Interview February 2nd, any suggestions?

I was very lucky to receive an interview for JET and it is in little over a week! Any suggestions on what I should do to prepare myself?

8 comments
  1. * Search the subreddit (and wider internet) for the many, many advice posts.

    * Be yourself, be honest, be presentable

    * don’t memorize a bunch of pre written answers, you’ll sound bad and they’ll know

    * re-read your SOP so you know what you said.

  2. This is for the UK embassy, others will vary in their approach:

    Don’t get too bogged down in preparation. The interview questions are impossible to predict (there’s a list of literally hundreds and you might be asked half a dozen at best) and it seems to be a coin flip as to whether they’ll ask you to prove teaching or language competency. If there’s one question you’re almost certain to get, it’s ‘why japan’, solely to give you an opportunity to demonstrate you gave it thought. The reason doesn’t have to be anything deep. For example, I wanted to teach somewhere reasonably familiar (services, tech, etc.) that isn’t obsessed with rushing around and bordering an unstable nation (South Korea) and isn’t in the midst of committing genocide (China), that was enough for them.

    You’ll see a lot of people ask what sort of mock lesson they should prepare. You don’t prepare. The interviewer will give you a set of conditions and ask you to come up with it on the spot, so any time spent doing anything other than practicing your delivery will be wasted time.

    If you’ve said you speak Japanese, make sure you keep up your regular practice. I don’t myself but heard from a few who felt confident but cocked up in the interview because they’d not kept up with it for months or had to read and describe something unwieldy. Those people still passed, so don’t stress too much. Obviously being fluent would be good for your marks but they’re not going to drag you over coals for a bit of stuttering and nervous mumbling.

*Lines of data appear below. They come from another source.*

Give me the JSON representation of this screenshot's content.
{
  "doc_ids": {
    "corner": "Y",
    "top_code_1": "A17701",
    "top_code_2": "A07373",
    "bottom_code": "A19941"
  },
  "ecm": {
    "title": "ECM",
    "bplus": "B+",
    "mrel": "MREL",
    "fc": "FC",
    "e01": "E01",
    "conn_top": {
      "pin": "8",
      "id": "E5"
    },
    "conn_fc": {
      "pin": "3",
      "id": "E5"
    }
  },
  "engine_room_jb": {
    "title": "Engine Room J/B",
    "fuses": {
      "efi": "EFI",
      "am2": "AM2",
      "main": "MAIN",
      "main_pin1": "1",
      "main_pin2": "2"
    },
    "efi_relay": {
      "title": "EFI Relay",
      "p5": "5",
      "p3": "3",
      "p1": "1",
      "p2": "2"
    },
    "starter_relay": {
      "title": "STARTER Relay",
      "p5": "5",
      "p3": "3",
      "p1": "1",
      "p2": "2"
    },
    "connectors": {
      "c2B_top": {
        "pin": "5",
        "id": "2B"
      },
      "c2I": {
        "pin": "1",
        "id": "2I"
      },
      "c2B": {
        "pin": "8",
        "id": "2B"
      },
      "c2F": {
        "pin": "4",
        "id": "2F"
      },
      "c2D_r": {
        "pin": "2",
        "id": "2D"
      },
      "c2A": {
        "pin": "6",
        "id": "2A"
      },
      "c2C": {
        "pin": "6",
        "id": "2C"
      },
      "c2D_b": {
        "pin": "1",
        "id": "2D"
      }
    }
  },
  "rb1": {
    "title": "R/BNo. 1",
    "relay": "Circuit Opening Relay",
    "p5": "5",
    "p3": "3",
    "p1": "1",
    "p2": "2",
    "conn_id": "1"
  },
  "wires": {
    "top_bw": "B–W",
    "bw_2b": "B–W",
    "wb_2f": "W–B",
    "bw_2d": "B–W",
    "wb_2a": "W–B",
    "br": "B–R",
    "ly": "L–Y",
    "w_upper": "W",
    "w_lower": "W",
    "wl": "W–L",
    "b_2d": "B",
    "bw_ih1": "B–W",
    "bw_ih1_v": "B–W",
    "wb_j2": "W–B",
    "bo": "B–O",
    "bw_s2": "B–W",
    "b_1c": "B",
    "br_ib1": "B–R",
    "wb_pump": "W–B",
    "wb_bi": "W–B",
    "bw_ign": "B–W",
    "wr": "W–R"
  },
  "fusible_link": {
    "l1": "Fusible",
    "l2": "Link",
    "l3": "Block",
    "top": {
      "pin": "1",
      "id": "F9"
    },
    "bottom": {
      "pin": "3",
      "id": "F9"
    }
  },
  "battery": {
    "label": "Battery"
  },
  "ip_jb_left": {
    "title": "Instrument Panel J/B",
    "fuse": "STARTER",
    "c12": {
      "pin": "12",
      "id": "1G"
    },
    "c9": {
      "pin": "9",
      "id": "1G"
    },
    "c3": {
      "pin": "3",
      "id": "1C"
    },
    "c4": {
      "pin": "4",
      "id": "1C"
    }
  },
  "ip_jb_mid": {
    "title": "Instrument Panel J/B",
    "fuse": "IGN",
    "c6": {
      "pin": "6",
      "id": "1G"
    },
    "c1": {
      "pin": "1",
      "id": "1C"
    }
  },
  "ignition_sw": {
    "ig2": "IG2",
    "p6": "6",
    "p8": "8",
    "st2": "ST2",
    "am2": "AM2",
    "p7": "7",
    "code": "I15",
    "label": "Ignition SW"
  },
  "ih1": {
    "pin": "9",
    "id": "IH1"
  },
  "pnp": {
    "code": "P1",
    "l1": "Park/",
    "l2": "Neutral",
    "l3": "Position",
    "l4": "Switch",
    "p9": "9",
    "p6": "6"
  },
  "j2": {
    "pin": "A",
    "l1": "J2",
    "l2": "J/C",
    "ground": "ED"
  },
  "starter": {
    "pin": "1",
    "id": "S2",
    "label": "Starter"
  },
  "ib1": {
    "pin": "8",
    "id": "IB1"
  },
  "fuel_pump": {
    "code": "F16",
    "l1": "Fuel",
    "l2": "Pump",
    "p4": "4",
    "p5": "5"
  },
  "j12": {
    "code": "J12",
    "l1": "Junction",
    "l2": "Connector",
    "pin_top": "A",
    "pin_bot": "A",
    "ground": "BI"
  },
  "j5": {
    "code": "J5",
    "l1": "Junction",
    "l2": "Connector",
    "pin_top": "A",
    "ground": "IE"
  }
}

    Make sure you have an honest and reasoned thought process behind your SoP answers. If you genuinely think the things you wrote then recalling why you wrote them and how they’re important will be the easiest thing in the world and the interviewers will be able to see the difference between your sincerity and those treating it like a box ticking exercise. On the subject of how you come across to the interviewers:

    **Don’t talk about anime**. It shouldn’t need to be said but it comes up constantly in the SoPs and interviews of people who didn’t get through. They know people like it, they know people probably downplay their interest and are often massive weebs, they still get turned off by seeing it. The ex-JET interviewer might be cool about it, but most Japanese people have the same attitude as the west, that it’s childish and weird to like it into adulthood. The Japanese interviewer will be unimpressed.

    Tl;dr: don’t over-prepare. Keep up on your language learning. Focus on delivery rather than content for teaching. Be honest, don’t kiss Japan’s ass. Check your otaku hat with security and collect it on the way out.

    Good luck!

  3. Dress business! Some people came to interview at the same time as me in turtlenecks/hoodies and I never saw them again.

    Re-read your SoP, be prepared to give more details about what`s on there and don`t stress the Japanese test, it`s just bonus points. Maybe just remember how to say “Could you please repeat slower?” or something like that, just in case.

  4. It’s an interview so honestly any interview advice will work that you can look up on the internet.

    Anyway, here are two things I did before my interview that I found helped me.

    If you like practice interview questions, a way I find works well is to just to list 1-2 key points and then practice structuring it into full answers. That way you can practice answering but you don’t fall into the trap of sounding pre-rehearsed.

    If you’re the type to get nervous then step it up a notch by looking up interview practices on YouTube, getting dressed up and setting up your area so it looks and feels like an interview. The questions don’t matter but practice breathing and pausing/thinking before answering can help you practice staying calm. This can help trick your interviewers into thinking your cool and confident even when you’re shaking so much you drop your water bottle.

  5. I am type A as fuck so i made an interview prep sheet with various talking points/mock lesson prompts (but NO specific examples so I would have to improv) and things i liked about myself and questions to ask them and studied it over and over again and presented to my squishmallow collection (a harsh group) until it was a natural response. I made all of my bullet points vague so that I had to add new/varied details each time but still got the main ideas across.

    In the actual interview I didn’t even need to look at my notes because I had the concepts in my mind and had smoothly delivered my ideas to my big plushy frog 5 times that week. You don’t need to do all this but i DO suggest explaining the same big ideas concisely a couple of different ways to an audience so you have that skill practiced. Obv i don’t have a position (yet?) but i did leave the interview feeling good with no regrets about what i did/did not get to say.

    Do your best!! You are gonna crush it.